Acts of war…and suicide

From the Chicago Tribune last week (March 3, 2008):

Army struggles with rising suicide

A soldier’s tale illustrates the prevention battle inside the service as 2007 set a new high for troops taking their own lives

Last year, 121 soldiers in the Army and active-duty National Guard and Reserves committed suicide, the largest number since the military began keeping records in 1980.

That is more than double the 52 suicides reported in 2001, the year the war in Afghanistan began, according to a recent Pentagon report. The report also cited 2,100 attempted suicides or self-inflicted injuries last year — six times the 350 reported in 2002, prior to the start of the Iraq war…

The numbers are rising despite efforts by the military to beef up its mental-health programs. Faced with growing scrutiny over those programs in Congress and the news media, the Army has sought to improve services for soldiers, spending more than $1 million last year on additional counselors, training and screening, Army officials said.

Every time a new generation experiences war it seems to react as if their war is worse than anything mankind has ever known. Individuals on both the front lines and stateside weigh it, measure it, and find out instead that war is just as William Tecumseh Sherman said it was in 1879 – “hell.”

A hundred years later, Richard Holmes’ book “Acts of War – The Behavior of Men in Battle” was published (1985). When I read the book in 1987 I was shocked to learn that psychological casualties during World War II exceeded as a percentage those of the Vietnam War.

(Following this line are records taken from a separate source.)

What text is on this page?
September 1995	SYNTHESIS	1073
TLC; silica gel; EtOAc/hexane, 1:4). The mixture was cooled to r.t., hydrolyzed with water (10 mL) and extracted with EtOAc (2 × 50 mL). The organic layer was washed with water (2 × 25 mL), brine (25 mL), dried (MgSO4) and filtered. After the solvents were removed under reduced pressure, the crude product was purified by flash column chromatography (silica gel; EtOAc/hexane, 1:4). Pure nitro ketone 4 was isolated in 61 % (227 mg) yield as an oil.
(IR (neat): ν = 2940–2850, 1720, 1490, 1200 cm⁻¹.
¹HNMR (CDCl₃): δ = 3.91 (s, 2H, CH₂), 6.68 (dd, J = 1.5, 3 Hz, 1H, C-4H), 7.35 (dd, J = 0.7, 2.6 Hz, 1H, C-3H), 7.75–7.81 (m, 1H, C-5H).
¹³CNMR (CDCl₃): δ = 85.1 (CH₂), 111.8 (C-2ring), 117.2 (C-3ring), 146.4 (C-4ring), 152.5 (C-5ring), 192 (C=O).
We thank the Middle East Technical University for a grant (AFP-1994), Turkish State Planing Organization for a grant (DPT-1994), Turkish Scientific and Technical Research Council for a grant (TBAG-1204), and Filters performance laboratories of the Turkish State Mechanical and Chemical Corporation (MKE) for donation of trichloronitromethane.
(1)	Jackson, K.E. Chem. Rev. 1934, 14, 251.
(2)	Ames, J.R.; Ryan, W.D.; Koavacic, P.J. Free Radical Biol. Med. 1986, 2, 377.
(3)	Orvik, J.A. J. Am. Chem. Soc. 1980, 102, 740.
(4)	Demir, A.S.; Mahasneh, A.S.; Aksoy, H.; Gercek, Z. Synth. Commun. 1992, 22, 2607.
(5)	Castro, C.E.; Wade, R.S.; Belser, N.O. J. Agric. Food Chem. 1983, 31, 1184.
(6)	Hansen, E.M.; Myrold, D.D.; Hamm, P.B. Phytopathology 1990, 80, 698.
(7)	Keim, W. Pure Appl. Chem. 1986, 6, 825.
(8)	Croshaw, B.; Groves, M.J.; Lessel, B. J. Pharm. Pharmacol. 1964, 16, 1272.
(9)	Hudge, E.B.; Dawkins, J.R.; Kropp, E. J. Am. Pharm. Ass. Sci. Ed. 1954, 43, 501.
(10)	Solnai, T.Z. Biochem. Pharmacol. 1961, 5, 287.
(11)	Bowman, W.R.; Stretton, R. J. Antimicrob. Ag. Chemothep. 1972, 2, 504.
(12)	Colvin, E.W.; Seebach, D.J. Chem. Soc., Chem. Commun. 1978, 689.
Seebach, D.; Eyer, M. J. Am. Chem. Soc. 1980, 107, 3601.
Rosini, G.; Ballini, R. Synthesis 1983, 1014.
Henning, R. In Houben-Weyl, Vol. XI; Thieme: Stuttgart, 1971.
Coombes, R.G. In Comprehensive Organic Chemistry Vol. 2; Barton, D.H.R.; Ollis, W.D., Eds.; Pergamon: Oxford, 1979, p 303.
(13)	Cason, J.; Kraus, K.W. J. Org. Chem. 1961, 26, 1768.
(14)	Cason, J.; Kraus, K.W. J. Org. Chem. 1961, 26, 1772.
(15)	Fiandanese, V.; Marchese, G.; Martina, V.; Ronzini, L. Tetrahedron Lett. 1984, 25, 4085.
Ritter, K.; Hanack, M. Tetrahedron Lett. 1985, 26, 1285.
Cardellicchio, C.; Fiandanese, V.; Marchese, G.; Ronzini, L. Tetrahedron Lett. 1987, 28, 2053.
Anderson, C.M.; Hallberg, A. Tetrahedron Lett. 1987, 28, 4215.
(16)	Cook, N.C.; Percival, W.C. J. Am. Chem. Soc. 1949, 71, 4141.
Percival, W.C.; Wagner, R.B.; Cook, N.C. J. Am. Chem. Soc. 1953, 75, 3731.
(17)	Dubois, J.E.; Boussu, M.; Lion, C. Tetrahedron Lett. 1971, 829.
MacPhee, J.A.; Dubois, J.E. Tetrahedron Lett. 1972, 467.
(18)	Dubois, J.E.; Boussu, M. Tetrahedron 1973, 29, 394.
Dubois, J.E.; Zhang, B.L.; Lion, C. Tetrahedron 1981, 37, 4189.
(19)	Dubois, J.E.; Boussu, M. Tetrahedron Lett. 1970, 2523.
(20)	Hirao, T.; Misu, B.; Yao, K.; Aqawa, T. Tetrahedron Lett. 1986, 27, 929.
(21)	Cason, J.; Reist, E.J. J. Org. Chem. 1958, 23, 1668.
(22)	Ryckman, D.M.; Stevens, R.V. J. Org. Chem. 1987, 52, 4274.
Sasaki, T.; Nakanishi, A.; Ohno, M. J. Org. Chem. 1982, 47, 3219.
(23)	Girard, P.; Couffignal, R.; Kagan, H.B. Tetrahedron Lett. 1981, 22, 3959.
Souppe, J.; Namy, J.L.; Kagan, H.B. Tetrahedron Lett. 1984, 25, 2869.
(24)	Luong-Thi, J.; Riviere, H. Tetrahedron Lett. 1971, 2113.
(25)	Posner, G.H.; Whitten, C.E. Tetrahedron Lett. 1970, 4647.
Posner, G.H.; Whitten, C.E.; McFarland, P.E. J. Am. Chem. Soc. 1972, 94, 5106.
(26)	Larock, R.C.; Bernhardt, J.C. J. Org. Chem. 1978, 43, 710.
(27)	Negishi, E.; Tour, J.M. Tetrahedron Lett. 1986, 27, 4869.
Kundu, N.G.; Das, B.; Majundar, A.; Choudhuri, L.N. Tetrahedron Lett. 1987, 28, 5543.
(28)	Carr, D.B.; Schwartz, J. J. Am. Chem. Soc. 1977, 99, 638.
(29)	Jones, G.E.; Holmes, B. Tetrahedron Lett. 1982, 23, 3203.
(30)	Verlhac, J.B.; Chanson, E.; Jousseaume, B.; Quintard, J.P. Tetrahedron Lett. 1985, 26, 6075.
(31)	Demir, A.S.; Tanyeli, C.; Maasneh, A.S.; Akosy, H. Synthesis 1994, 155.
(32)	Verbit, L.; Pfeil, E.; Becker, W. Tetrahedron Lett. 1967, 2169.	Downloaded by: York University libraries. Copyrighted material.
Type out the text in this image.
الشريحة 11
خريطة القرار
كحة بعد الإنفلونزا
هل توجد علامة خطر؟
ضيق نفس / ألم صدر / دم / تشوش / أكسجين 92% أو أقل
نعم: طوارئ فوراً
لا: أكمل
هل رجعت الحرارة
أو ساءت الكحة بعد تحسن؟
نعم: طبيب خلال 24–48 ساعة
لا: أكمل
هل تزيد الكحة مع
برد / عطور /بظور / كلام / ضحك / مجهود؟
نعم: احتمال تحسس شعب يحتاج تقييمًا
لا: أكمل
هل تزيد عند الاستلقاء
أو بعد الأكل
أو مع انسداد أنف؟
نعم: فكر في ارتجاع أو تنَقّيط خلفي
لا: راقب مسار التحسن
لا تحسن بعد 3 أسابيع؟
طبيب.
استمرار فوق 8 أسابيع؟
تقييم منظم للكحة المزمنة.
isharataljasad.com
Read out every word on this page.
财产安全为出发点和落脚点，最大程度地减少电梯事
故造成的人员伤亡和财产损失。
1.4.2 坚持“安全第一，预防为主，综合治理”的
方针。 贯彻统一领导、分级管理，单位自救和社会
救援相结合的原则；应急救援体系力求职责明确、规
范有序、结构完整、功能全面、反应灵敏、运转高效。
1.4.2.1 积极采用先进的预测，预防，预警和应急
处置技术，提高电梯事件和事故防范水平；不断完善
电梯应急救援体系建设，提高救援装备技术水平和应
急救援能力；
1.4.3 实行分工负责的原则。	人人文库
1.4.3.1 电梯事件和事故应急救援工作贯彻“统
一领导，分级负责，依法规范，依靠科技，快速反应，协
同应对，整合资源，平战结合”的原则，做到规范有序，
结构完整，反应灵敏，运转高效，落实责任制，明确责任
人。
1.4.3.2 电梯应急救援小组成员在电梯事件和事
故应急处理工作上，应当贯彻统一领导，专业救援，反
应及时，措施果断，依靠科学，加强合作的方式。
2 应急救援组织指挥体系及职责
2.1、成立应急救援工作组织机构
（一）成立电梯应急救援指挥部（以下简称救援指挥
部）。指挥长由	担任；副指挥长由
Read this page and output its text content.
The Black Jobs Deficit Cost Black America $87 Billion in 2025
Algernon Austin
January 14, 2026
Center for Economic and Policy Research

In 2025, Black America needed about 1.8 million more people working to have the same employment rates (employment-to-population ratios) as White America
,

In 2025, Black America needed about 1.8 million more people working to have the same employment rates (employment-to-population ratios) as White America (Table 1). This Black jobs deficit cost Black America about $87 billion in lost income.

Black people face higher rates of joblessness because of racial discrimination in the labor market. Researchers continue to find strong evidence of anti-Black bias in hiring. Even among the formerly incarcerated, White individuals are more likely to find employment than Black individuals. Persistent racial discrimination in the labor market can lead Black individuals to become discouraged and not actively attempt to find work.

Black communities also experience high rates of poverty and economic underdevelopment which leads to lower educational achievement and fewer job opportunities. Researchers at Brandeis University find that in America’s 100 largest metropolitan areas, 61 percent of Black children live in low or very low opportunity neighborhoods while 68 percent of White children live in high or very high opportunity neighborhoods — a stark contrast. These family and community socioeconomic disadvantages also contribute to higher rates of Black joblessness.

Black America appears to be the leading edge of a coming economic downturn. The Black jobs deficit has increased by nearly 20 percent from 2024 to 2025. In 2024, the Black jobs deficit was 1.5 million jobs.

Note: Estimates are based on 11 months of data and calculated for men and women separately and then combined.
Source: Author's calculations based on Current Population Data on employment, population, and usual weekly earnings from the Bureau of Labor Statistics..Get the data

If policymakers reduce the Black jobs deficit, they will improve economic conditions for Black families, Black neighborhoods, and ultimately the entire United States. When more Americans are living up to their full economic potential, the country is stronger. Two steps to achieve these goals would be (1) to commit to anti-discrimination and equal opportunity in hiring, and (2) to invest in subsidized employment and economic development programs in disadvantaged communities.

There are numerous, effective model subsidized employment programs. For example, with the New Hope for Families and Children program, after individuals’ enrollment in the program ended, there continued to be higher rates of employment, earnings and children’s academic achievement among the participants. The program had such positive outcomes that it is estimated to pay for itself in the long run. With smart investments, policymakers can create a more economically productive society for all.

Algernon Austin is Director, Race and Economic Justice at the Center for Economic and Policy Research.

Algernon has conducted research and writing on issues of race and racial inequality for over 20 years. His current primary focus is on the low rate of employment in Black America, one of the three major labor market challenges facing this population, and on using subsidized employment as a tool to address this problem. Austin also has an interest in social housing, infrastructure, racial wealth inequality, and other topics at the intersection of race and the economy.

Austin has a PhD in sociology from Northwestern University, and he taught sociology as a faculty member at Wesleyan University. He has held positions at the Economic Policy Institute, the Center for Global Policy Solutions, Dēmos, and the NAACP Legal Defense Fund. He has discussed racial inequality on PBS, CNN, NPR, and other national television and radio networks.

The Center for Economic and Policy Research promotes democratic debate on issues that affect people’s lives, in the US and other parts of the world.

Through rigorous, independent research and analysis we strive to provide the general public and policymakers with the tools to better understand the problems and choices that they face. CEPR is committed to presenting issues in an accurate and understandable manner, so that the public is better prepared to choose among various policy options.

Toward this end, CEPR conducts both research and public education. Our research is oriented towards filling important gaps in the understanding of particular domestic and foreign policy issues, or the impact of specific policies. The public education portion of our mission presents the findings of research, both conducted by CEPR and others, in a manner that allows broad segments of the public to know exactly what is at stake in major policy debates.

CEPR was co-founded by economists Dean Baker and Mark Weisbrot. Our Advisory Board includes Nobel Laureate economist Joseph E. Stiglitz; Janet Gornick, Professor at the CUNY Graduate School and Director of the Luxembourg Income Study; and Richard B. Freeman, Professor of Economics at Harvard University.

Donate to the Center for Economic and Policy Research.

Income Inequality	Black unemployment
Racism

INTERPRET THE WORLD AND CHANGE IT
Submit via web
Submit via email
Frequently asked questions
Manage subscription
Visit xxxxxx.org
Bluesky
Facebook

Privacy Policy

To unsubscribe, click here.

Like all Americans, I had just lived through a dozen years of news items featuring the latest case of a Post Traumatic Stress Disorder patient whose suffering was the result of time spent in the jungles of Southeast Asia.

According to Holmes,

“The incidence of psychiatric casualties is influenced by a wide range of factors, such as the adequacy of selection processes before enlistment, the intensity of battle, the time spent in combat by a unit or individual, the non-battle elements of stress such as terrain and climate, the general attitude to fear and breakdown, and the state of morale.

During the second World War Allied troops sustained psychiatric casualties at a rate which varied between 8 per cent of all battle casualties – in the British 2nd Army in April-May 1945 – and 54 percent – in the U.S. 2nd Armored Division in forty-four days of sustained operations in Italy in 1944.”

Holmes writes:

“At one point in early 1943 psychiatric casualties were being discharged from the service faster than new recruits were being drafted in.”

Vietnam, by comparison, psychiatric casualties totaled five percent of evacuations. Holmes explains that the high level of American psychiatric breakdowns during World War II were caused by –

“…the American system of combat replacement. Divisions were kept in the line indefinitely, and replacements were posted in as they need arose.”

Today’s extended tours, no doubt, are contributing factors to the rise in the suicide rate. But no one should think today’s soldier has it any tougher than those who served in years past.